Breaking the Fourth Wall

The Eds did quite a bit of fourth-wall breaking.

"But Kevin wasn't in this episode, Eddy!"

"This show needs subtitles."

And, of course, the episode where Ed manages to LITERALLY break the fourth wall, cracking the background and revealing TV static.
 
One of my favourite fourth wall gags actually predates TV:

In many theatrical cartoons, there is some kind of "audience gag" that is supposed to be an illusion of some kind to fool a theatre audience. Examples include:

  • Little Red Walking Hood (WB/1937)---Red and the Wolf's fight is interrupted by two people arriving to the theatre late.
  • Daffy Duck and Egghead (WB/1938)---A man in the audience gets up 3 times in a row as Egghead hunts for Daffy. On the third time, he is gunned dead by Egghead.
  • A Date to Skate (Fleischer/1938)---When Popeye leaves home without his spinach, he asks "Is there any spinach in the house?" and an audience member tosses a can of the stuff at him.
  • Thugs with Dirty Mugs (WB/1939)---A man who already sat through the latter half of the cartoon tries to get out of the theatre to call the cops, but is forced to sit down. Later, he informs the police chief of the robbers' whereabouts.
  • Who Killed Who? (MGM/1943)---A cop comes into the house and says "Nobody move!" As he says this, an audience member gets up for some reason, and the cop clubs him on the head.
  • Hair-Raising Hare (WB/1945)---Bugs asks, "Is there a doctor in the house?" An audience member replies, "I'm a Doctor!" Bugs then responds with his catchphrase.
This kind of theatrical fourth-wall gag could come in handy for the much-rumoured Family Guy movie, am I right?
 
Sonic X episode #10- Fierce Fight Sonic Baseball Team (Japanese/Original)
Chuck: If you catch it outside of the field it's actually out.
Sonic: Why are you so worried about that!? This is an anime!

Sonic X episode #10- Unfair Ball (English Dub)
Chuck: You caught it Sonic, but if it's outside the fence it doesn't count.
Sonic: Who says we gotta play by the rules anyway? Cut me some slack!
 
Many shows, live action and animated, have done it, and quite frankly, it gets annoying a lot. "WE" are not supposed to exist, "WE" are supposed to watch them and pretend they exist, not the other way around. When they do it to us, it does not become funny, it becomes annoying.

Live action examples:
"The Golden Girls"
"Malcolm in the Middle"
"Wizards of Waverly Place"
"Sesame Street" (and movies)
"The Muppet Show" (and movies)

Animated examples:
"Garfield and Friends"
"Family Guy" (a lot)
"American Dad" (a lot)
"The Simpsons"
"Spongebob Squarepants"
"Rocky & Bullwinkle"
"The Flintstones"
"Tiny Toon Adventures" (I think)
"Ed, Edd and Eddy" ("Kevin was not even in this episode, Eddy")
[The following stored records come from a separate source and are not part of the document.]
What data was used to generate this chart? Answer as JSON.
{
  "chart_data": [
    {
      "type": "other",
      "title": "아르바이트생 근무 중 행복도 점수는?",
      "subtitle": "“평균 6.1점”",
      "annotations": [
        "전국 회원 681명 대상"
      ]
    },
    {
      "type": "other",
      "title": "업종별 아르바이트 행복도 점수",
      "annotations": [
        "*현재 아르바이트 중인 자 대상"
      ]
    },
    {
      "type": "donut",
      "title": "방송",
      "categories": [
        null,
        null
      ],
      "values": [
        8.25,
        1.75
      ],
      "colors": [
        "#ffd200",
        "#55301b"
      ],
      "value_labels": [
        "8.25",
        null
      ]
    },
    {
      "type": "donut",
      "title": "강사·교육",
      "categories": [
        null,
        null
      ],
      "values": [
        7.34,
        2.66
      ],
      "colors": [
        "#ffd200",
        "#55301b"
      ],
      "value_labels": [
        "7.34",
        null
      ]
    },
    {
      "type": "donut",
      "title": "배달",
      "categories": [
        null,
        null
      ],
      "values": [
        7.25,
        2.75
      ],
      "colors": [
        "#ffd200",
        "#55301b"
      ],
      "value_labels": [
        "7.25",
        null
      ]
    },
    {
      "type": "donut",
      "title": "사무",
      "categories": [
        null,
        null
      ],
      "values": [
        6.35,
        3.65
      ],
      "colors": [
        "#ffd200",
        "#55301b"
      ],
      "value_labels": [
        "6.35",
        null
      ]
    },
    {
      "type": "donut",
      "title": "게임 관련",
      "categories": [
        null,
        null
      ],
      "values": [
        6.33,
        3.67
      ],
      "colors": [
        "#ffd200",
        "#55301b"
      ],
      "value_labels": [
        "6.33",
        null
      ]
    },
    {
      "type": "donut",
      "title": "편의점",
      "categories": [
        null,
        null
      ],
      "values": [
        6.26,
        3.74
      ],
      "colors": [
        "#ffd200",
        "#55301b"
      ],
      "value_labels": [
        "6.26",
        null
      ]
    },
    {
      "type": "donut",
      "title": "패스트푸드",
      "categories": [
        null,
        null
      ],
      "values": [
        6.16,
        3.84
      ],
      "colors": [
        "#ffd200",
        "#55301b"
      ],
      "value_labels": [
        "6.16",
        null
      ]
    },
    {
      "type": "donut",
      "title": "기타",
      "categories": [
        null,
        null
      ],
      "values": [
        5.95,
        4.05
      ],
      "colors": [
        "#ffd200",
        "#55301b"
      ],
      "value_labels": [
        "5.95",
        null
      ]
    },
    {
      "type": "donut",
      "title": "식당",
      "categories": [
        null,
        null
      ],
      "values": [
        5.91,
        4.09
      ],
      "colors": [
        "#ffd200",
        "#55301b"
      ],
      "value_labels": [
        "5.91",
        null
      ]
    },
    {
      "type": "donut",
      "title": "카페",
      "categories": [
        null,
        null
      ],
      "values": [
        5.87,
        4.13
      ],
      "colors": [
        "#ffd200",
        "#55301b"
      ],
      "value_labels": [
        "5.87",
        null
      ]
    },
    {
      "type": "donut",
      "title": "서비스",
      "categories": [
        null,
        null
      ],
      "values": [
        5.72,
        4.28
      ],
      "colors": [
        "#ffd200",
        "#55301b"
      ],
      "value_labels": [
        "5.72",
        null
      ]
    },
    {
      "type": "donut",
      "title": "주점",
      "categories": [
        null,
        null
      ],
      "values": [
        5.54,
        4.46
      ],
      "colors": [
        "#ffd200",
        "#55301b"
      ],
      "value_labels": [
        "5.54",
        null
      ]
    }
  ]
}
I was watching "the Grim Adventures of Bill and Mandy" today, and Mandy replied to something with this comment, "what a waste of an episode"; in the same episode, if I remember correctly, a machine strangled a caveman who is supposed to be Fred Flintstone, and took out his brain, he then grumbled at the camera, come on. I know it is fiction, but it is supposed to be reality, and we are supposed to be unidentifiable.

I cannot think of so many more, but you can find a lot if you search on-line. If you visit the IMDB, you can go to the search section at the bottom left, and then go to the word search section, and make sure you put in "breaking-the-fourth-wall" as written, it will not work any other way.

Anyway, I hope this helps. I will let you know if anything else comes to me.

Looneytunes/Disneytoons
 
The Grim Adventures of Billy & Mandy is no stranger to breaking the forth wall. In the episode where Billy finds Fred Flintstone (who Billy refers to as Jake Steel) frozen in his front yard, Mandy says it was a waste of an episode. There's also one time where something happened and a hole ripped through the screen revealing the ending credits. I don't know if that last one counts as breaking the forth wall but it turns out to be on the TV that Grim, Billy and Mandy are watching so. .. I don't know.



How is that breaking the forth wall? That's more of a poke towards the audience.



Lol, I love that line! It's little moments like that which makes me laugh the most with Spongebob.



Yup, Tino breaks the forth wall all the time. I think he's even been caught doing it by another Weekender.
 
Actually, the other main characters also had their chance on doing that.

Another example is The Grim Adventures Of Billy & Mandy starting with the third season (if I'm correct) the fourth wall breaking jokes start to happen, including Mandy's "Who writes this show, monkeys?" line.
 
Gintama... almost constantly. XD Well, really it's every three or four episodes. Not counting the omake on this 'cause there just ISN'T a 4th wall in those. XD

Freakazoid had a good time breaking it, as did Animaniacs, and The Tick periodicaly iirc.